Call it whatever you want: stress baking, anxiety baking, procrastibaking. When people feel anxious, they look for something to do, a distraction of sorts, and baking provides just that for many people. There are a whole host of reasons for this: it’s just allowing yourself to be creative – adding flavor, changing color, forming shapes. Then you’ve got the sensory triggers. “The smell of spices and vanilla are comforting, and [they] often remind us of happy times. Olfactory scents are particularly linked to areas of the brain that involve emotions and memory,” she suggests. There’s also the magic of it all: “Mixing inert substances together, and watching them rise can bring out the mystic, or the chemist in all of us.”
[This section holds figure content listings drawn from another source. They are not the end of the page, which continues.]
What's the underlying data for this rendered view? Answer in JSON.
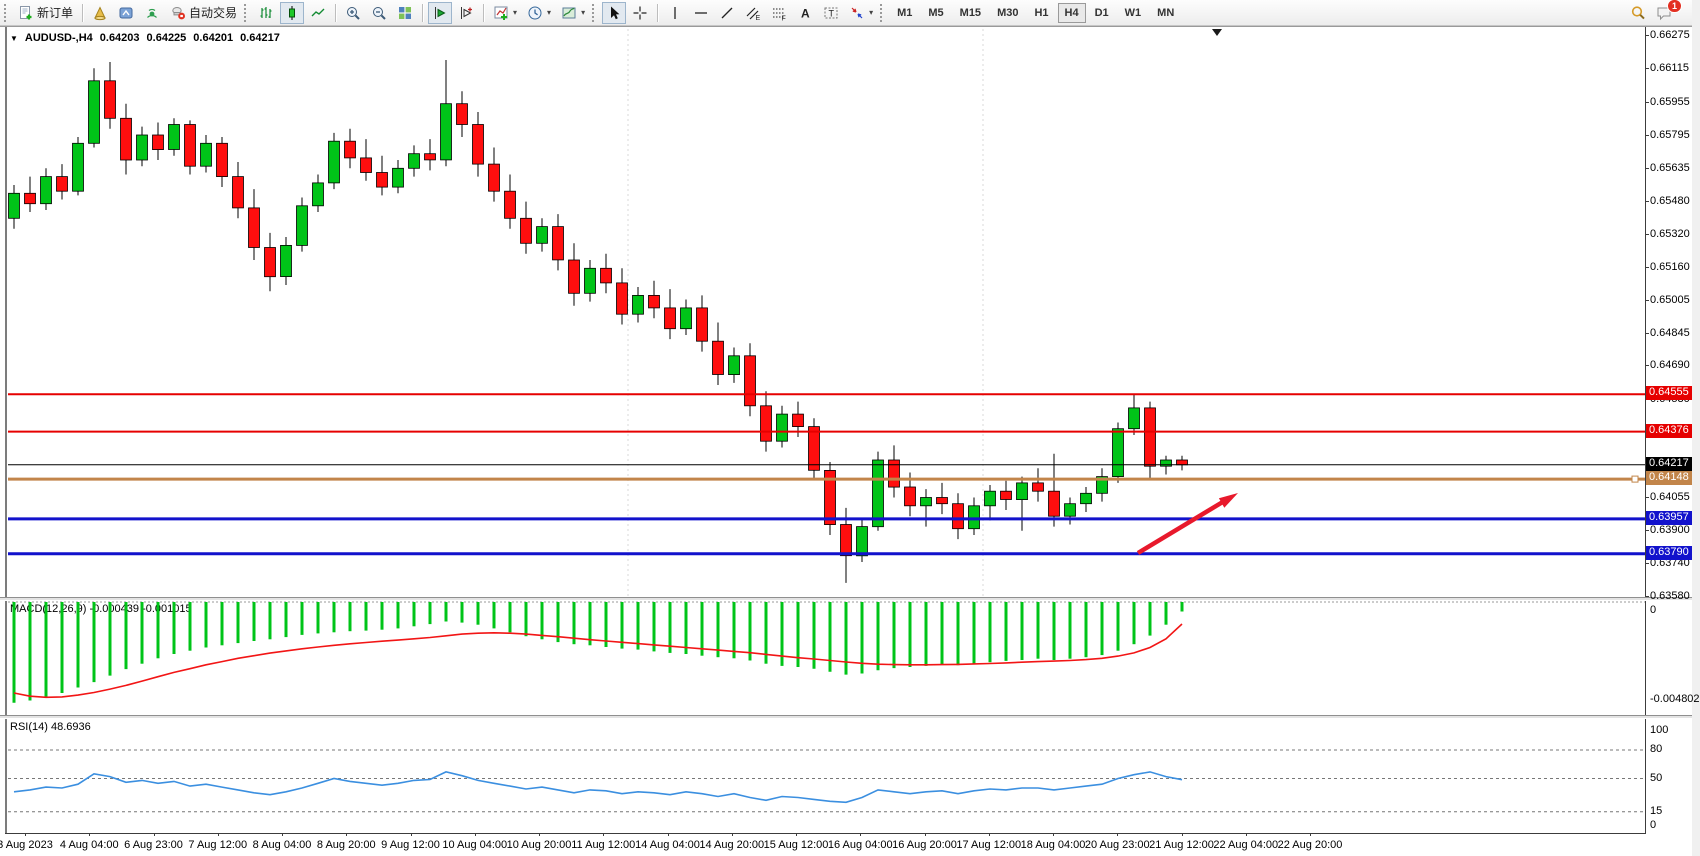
{
  "toolbar": {
    "new_order_label": "新订单",
    "autotrading_label": "自动交易",
    "timeframes": [
      "M1",
      "M5",
      "M15",
      "M30",
      "H1",
      "H4",
      "D1",
      "W1",
      "MN"
    ],
    "active_timeframe": "H4",
    "notification_badge": "1"
  },
  "chart_header": {
    "symbol": "AUDUSD-,H4",
    "open": "0.64203",
    "high": "0.64225",
    "low": "0.64201",
    "close": "0.64217"
  },
  "price_axis": {
    "ticks": [
      "0.66275",
      "0.66115",
      "0.65955",
      "0.65795",
      "0.65635",
      "0.65480",
      "0.65320",
      "0.65160",
      "0.65005",
      "0.64845",
      "0.64690",
      "0.64530",
      "0.64055",
      "0.63900",
      "0.63740",
      "0.63580"
    ],
    "level_labels": [
      {
        "text": "0.64555",
        "color": "#e60000"
      },
      {
        "text": "0.64376",
        "color": "#e60000"
      },
      {
        "text": "0.64217",
        "color": "#000000"
      },
      {
        "text": "0.64148",
        "color": "#c2854a"
      },
      {
        "text": "0.63957",
        "color": "#1212cc"
      },
      {
        "text": "0.63790",
        "color": "#1212cc"
      }
    ]
  },
  "time_axis": {
    "labels": [
      "3 Aug 2023",
      "4 Aug 04:00",
      "6 Aug 23:00",
      "7 Aug 12:00",
      "8 Aug 04:00",
      "8 Aug 20:00",
      "9 Aug 12:00",
      "10 Aug 04:00",
      "10 Aug 20:00",
      "11 Aug 12:00",
      "14 Aug 04:00",
      "14 Aug 20:00",
      "15 Aug 12:00",
      "16 Aug 04:00",
      "16 Aug 20:00",
      "17 Aug 12:00",
      "18 Aug 04:00",
      "20 Aug 23:00",
      "21 Aug 12:00",
      "22 Aug 04:00",
      "22 Aug 20:00"
    ]
  },
  "indicators": {
    "macd": {
      "label": "MACD(12,26,9) -0.000439 -0.001015",
      "axis": [
        "0",
        "-0.004802"
      ]
    },
    "rsi": {
      "label": "RSI(14) 48.6936",
      "axis": [
        100,
        80,
        50,
        15,
        0
      ],
      "dashed_levels": [
        80,
        50,
        15
      ]
    }
  },
  "chart_data": {
    "type": "candlestick",
    "title": "AUDUSD-,H4",
    "symbol": "AUDUSD",
    "timeframe": "H4",
    "y_range": [
      0.63582,
      0.66291
    ],
    "current_ohlc": {
      "open": 0.64203,
      "high": 0.64225,
      "low": 0.64201,
      "close": 0.64217
    },
    "up_color": "#00c418",
    "down_color": "#ff0e0e",
    "candles": [
      [
        0.654,
        0.6556,
        0.6535,
        0.6552
      ],
      [
        0.6552,
        0.656,
        0.6543,
        0.6547
      ],
      [
        0.6547,
        0.6564,
        0.6544,
        0.656
      ],
      [
        0.656,
        0.6566,
        0.6549,
        0.6553
      ],
      [
        0.6553,
        0.6579,
        0.6551,
        0.6576
      ],
      [
        0.6576,
        0.6612,
        0.6574,
        0.6606
      ],
      [
        0.6606,
        0.6615,
        0.6583,
        0.6588
      ],
      [
        0.6588,
        0.6595,
        0.6561,
        0.6568
      ],
      [
        0.6568,
        0.6584,
        0.6565,
        0.658
      ],
      [
        0.658,
        0.6586,
        0.6568,
        0.6573
      ],
      [
        0.6573,
        0.6588,
        0.657,
        0.6585
      ],
      [
        0.6585,
        0.6587,
        0.6561,
        0.6565
      ],
      [
        0.6565,
        0.658,
        0.6562,
        0.6576
      ],
      [
        0.6576,
        0.6579,
        0.6555,
        0.656
      ],
      [
        0.656,
        0.6567,
        0.654,
        0.6545
      ],
      [
        0.6545,
        0.6554,
        0.652,
        0.6526
      ],
      [
        0.6526,
        0.6533,
        0.6505,
        0.6512
      ],
      [
        0.6512,
        0.6531,
        0.6508,
        0.6527
      ],
      [
        0.6527,
        0.655,
        0.6524,
        0.6546
      ],
      [
        0.6546,
        0.6561,
        0.6543,
        0.6557
      ],
      [
        0.6557,
        0.6581,
        0.6554,
        0.6577
      ],
      [
        0.6577,
        0.6583,
        0.6564,
        0.6569
      ],
      [
        0.6569,
        0.6578,
        0.6558,
        0.6562
      ],
      [
        0.6562,
        0.657,
        0.6551,
        0.6555
      ],
      [
        0.6555,
        0.6568,
        0.6552,
        0.6564
      ],
      [
        0.6564,
        0.6575,
        0.656,
        0.6571
      ],
      [
        0.6571,
        0.6578,
        0.6563,
        0.6568
      ],
      [
        0.6568,
        0.6616,
        0.6565,
        0.6595
      ],
      [
        0.6595,
        0.6601,
        0.6579,
        0.6585
      ],
      [
        0.6585,
        0.6591,
        0.656,
        0.6566
      ],
      [
        0.6566,
        0.6574,
        0.6548,
        0.6553
      ],
      [
        0.6553,
        0.6561,
        0.6535,
        0.654
      ],
      [
        0.654,
        0.6548,
        0.6523,
        0.6528
      ],
      [
        0.6528,
        0.654,
        0.6524,
        0.6536
      ],
      [
        0.6536,
        0.6542,
        0.6515,
        0.652
      ],
      [
        0.652,
        0.6528,
        0.6498,
        0.6504
      ],
      [
        0.6504,
        0.652,
        0.65,
        0.6516
      ],
      [
        0.6516,
        0.6523,
        0.6504,
        0.6509
      ],
      [
        0.6509,
        0.6516,
        0.6489,
        0.6494
      ],
      [
        0.6494,
        0.6507,
        0.649,
        0.6503
      ],
      [
        0.6503,
        0.651,
        0.6492,
        0.6497
      ],
      [
        0.6497,
        0.6506,
        0.6482,
        0.6487
      ],
      [
        0.6487,
        0.6501,
        0.6484,
        0.6497
      ],
      [
        0.6497,
        0.6503,
        0.6476,
        0.6481
      ],
      [
        0.6481,
        0.649,
        0.646,
        0.6465
      ],
      [
        0.6465,
        0.6478,
        0.6461,
        0.6474
      ],
      [
        0.6474,
        0.648,
        0.6445,
        0.645
      ],
      [
        0.645,
        0.6457,
        0.6428,
        0.6433
      ],
      [
        0.6433,
        0.645,
        0.643,
        0.6446
      ],
      [
        0.6446,
        0.6452,
        0.6435,
        0.644
      ],
      [
        0.644,
        0.6444,
        0.6415,
        0.6419
      ],
      [
        0.6419,
        0.6423,
        0.6388,
        0.6393
      ],
      [
        0.6393,
        0.6401,
        0.6365,
        0.6378
      ],
      [
        0.6378,
        0.6396,
        0.6375,
        0.6392
      ],
      [
        0.6392,
        0.6428,
        0.639,
        0.6424
      ],
      [
        0.6424,
        0.6431,
        0.6406,
        0.6411
      ],
      [
        0.6411,
        0.6418,
        0.6397,
        0.6402
      ],
      [
        0.6402,
        0.641,
        0.6392,
        0.6406
      ],
      [
        0.6406,
        0.6413,
        0.6398,
        0.6403
      ],
      [
        0.6403,
        0.6408,
        0.6386,
        0.6391
      ],
      [
        0.6391,
        0.6406,
        0.6388,
        0.6402
      ],
      [
        0.6402,
        0.6412,
        0.6395,
        0.6409
      ],
      [
        0.6409,
        0.6414,
        0.64,
        0.6405
      ],
      [
        0.6405,
        0.6416,
        0.639,
        0.6413
      ],
      [
        0.6413,
        0.642,
        0.6404,
        0.6409
      ],
      [
        0.6409,
        0.6427,
        0.6392,
        0.6397
      ],
      [
        0.6397,
        0.6406,
        0.6393,
        0.6403
      ],
      [
        0.6403,
        0.6411,
        0.6399,
        0.6408
      ],
      [
        0.6408,
        0.642,
        0.6404,
        0.6416
      ],
      [
        0.6416,
        0.6442,
        0.6413,
        0.6439
      ],
      [
        0.6439,
        0.64555,
        0.6436,
        0.6449
      ],
      [
        0.6449,
        0.6452,
        0.6415,
        0.6421
      ],
      [
        0.6421,
        0.6426,
        0.6417,
        0.6424
      ],
      [
        0.6424,
        0.6426,
        0.6419,
        0.64217
      ]
    ],
    "levels": [
      {
        "price": 0.64555,
        "color": "#e60000",
        "width": 2
      },
      {
        "price": 0.64376,
        "color": "#e60000",
        "width": 2
      },
      {
        "price": 0.64217,
        "color": "#000000",
        "width": 1
      },
      {
        "price": 0.64148,
        "color": "#c2854a",
        "width": 3
      },
      {
        "price": 0.63957,
        "color": "#1212cc",
        "width": 3
      },
      {
        "price": 0.6379,
        "color": "#1212cc",
        "width": 3
      }
    ],
    "macd": {
      "range": [
        -0.004802,
        0
      ],
      "histogram": [
        -0.00465,
        -0.00455,
        -0.0044,
        -0.0042,
        -0.00395,
        -0.0037,
        -0.0034,
        -0.0031,
        -0.00285,
        -0.0026,
        -0.0024,
        -0.00225,
        -0.0021,
        -0.002,
        -0.0019,
        -0.0018,
        -0.00172,
        -0.00162,
        -0.00152,
        -0.00145,
        -0.0014,
        -0.00135,
        -0.00132,
        -0.00128,
        -0.00122,
        -0.00112,
        -0.00102,
        -0.0009,
        -0.00095,
        -0.00105,
        -0.00122,
        -0.0014,
        -0.00158,
        -0.00172,
        -0.00185,
        -0.00195,
        -0.002,
        -0.00208,
        -0.00215,
        -0.0022,
        -0.00228,
        -0.00235,
        -0.0024,
        -0.00248,
        -0.00255,
        -0.0026,
        -0.0027,
        -0.00285,
        -0.00295,
        -0.003,
        -0.00308,
        -0.00322,
        -0.00335,
        -0.0033,
        -0.00315,
        -0.00305,
        -0.003,
        -0.00295,
        -0.00288,
        -0.00292,
        -0.00285,
        -0.00278,
        -0.00272,
        -0.00268,
        -0.00262,
        -0.00268,
        -0.00262,
        -0.00255,
        -0.00245,
        -0.00225,
        -0.00195,
        -0.00155,
        -0.00105,
        -0.000439
      ],
      "signal": [
        -0.0042,
        -0.00435,
        -0.0044,
        -0.00438,
        -0.0043,
        -0.00418,
        -0.00402,
        -0.00385,
        -0.00365,
        -0.00345,
        -0.00325,
        -0.00308,
        -0.0029,
        -0.00275,
        -0.0026,
        -0.00248,
        -0.00236,
        -0.00226,
        -0.00216,
        -0.00208,
        -0.002,
        -0.00193,
        -0.00187,
        -0.00181,
        -0.00176,
        -0.0017,
        -0.00164,
        -0.00156,
        -0.00148,
        -0.00144,
        -0.00142,
        -0.00144,
        -0.00148,
        -0.00154,
        -0.0016,
        -0.00167,
        -0.00174,
        -0.0018,
        -0.00186,
        -0.00192,
        -0.00198,
        -0.00204,
        -0.0021,
        -0.00216,
        -0.00222,
        -0.00228,
        -0.00234,
        -0.00242,
        -0.0025,
        -0.00257,
        -0.00263,
        -0.0027,
        -0.00277,
        -0.00283,
        -0.00287,
        -0.00289,
        -0.0029,
        -0.0029,
        -0.00289,
        -0.00288,
        -0.00286,
        -0.00284,
        -0.00281,
        -0.00278,
        -0.00275,
        -0.00273,
        -0.0027,
        -0.00266,
        -0.0026,
        -0.0025,
        -0.00235,
        -0.0021,
        -0.0017,
        -0.001015
      ]
    },
    "rsi": {
      "range": [
        0,
        100
      ],
      "values": [
        36,
        38,
        41,
        40,
        44,
        55,
        52,
        46,
        48,
        45,
        47,
        42,
        44,
        41,
        38,
        35,
        33,
        36,
        40,
        45,
        50,
        47,
        45,
        43,
        45,
        48,
        49,
        57,
        53,
        48,
        45,
        42,
        39,
        41,
        38,
        35,
        38,
        37,
        34,
        36,
        35,
        33,
        36,
        34,
        31,
        34,
        30,
        27,
        31,
        30,
        28,
        26,
        25,
        30,
        38,
        36,
        34,
        36,
        37,
        34,
        37,
        39,
        38,
        40,
        40,
        38,
        40,
        42,
        44,
        50,
        54,
        57,
        52,
        48.7
      ]
    },
    "annotations": [
      {
        "type": "arrow",
        "x1": 1130,
        "y1": 524,
        "x2": 1230,
        "y2": 464,
        "color": "#e8192c"
      }
    ]
  }
}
Humans naturally crave routine, though, and that’s what’s at the root of baking. “There is a rhythm or pattern to baking, it feels familiar and can even lead to a mindful state.”
How to bake mindfully
It’s surprisingly easy to practise mindfulness in the kitchen. One of the joys of baking is that it’s very tactile. “Our hands are our most immediate tools and they work in perfect harmony with our brains and our emotions to manifest the diverse possibilities that grow in our imaginations.”
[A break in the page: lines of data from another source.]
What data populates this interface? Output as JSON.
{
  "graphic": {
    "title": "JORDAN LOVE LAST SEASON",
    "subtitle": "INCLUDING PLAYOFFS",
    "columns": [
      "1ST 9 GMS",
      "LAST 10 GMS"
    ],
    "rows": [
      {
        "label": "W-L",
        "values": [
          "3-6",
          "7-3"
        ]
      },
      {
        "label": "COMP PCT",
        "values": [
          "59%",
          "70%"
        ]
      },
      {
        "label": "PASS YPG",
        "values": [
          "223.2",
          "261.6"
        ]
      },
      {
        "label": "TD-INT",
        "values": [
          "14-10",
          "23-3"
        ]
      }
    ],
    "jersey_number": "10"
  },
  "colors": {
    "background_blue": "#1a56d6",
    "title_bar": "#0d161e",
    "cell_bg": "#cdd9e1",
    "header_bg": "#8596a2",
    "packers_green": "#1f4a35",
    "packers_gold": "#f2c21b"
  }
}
The simple act of kneading dough can be an almost meditative experience. As you work, focus on the sensation of shaping the dough, feeling the springiness as gluten strands form giving the loaf its texture. Enjoy the smell of the yeast and the flour.
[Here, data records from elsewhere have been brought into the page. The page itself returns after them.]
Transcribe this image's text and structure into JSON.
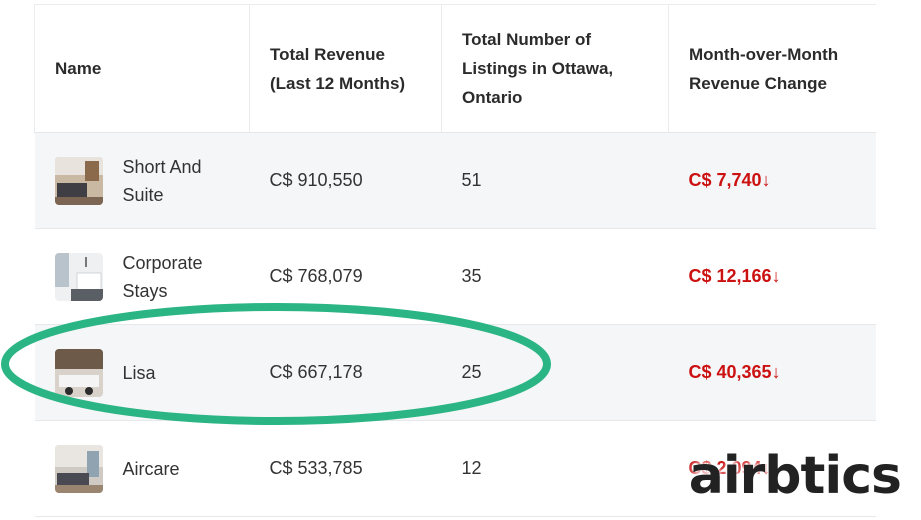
{
  "table": {
    "headers": {
      "name": "Name",
      "revenue": "Total Revenue (Last 12 Months)",
      "listings": "Total Number of Listings in Ottawa, Ontario",
      "change": "Month-over-Month Revenue Change"
    },
    "rows": [
      {
        "name": "Short And Suite",
        "revenue": "C$ 910,550",
        "listings": "51",
        "change": "C$ 7,740",
        "arrow": "↓"
      },
      {
        "name": "Corporate Stays",
        "revenue": "C$ 768,079",
        "listings": "35",
        "change": "C$ 12,166",
        "arrow": "↓"
      },
      {
        "name": "Lisa",
        "revenue": "C$ 667,178",
        "listings": "25",
        "change": "C$ 40,365",
        "arrow": "↓"
      },
      {
        "name": "Aircare",
        "revenue": "C$ 533,785",
        "listings": "12",
        "change": "C$ 2,094",
        "arrow": "↓"
      }
    ]
  },
  "highlight": {
    "color": "#2bb585"
  },
  "logo": {
    "text": "airbtics"
  },
  "colors": {
    "negative": "#cc1111",
    "stripe": "#f5f6f8"
  }
}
Mindfulness, for the uninitiated, is the quality of being aware and engaged, leading to reflection rather than reaction. Many psychologists believe it’s one of the best ways to combat anxiety and depression. When you’re baking, you can’t help but be engaged; a lack of attention during an activity that requires such scientific precision could screw everything up. And when it seems like the world is ending, you don’t want fucked up cookies. So you embed yourself so deeply in the measuring, and the pouring, and the mixing, and the rolling, and the shaping, and whatever else your recipe asks you to do. And by the end, you’ve got a little less stress and a dozen more cupcakes.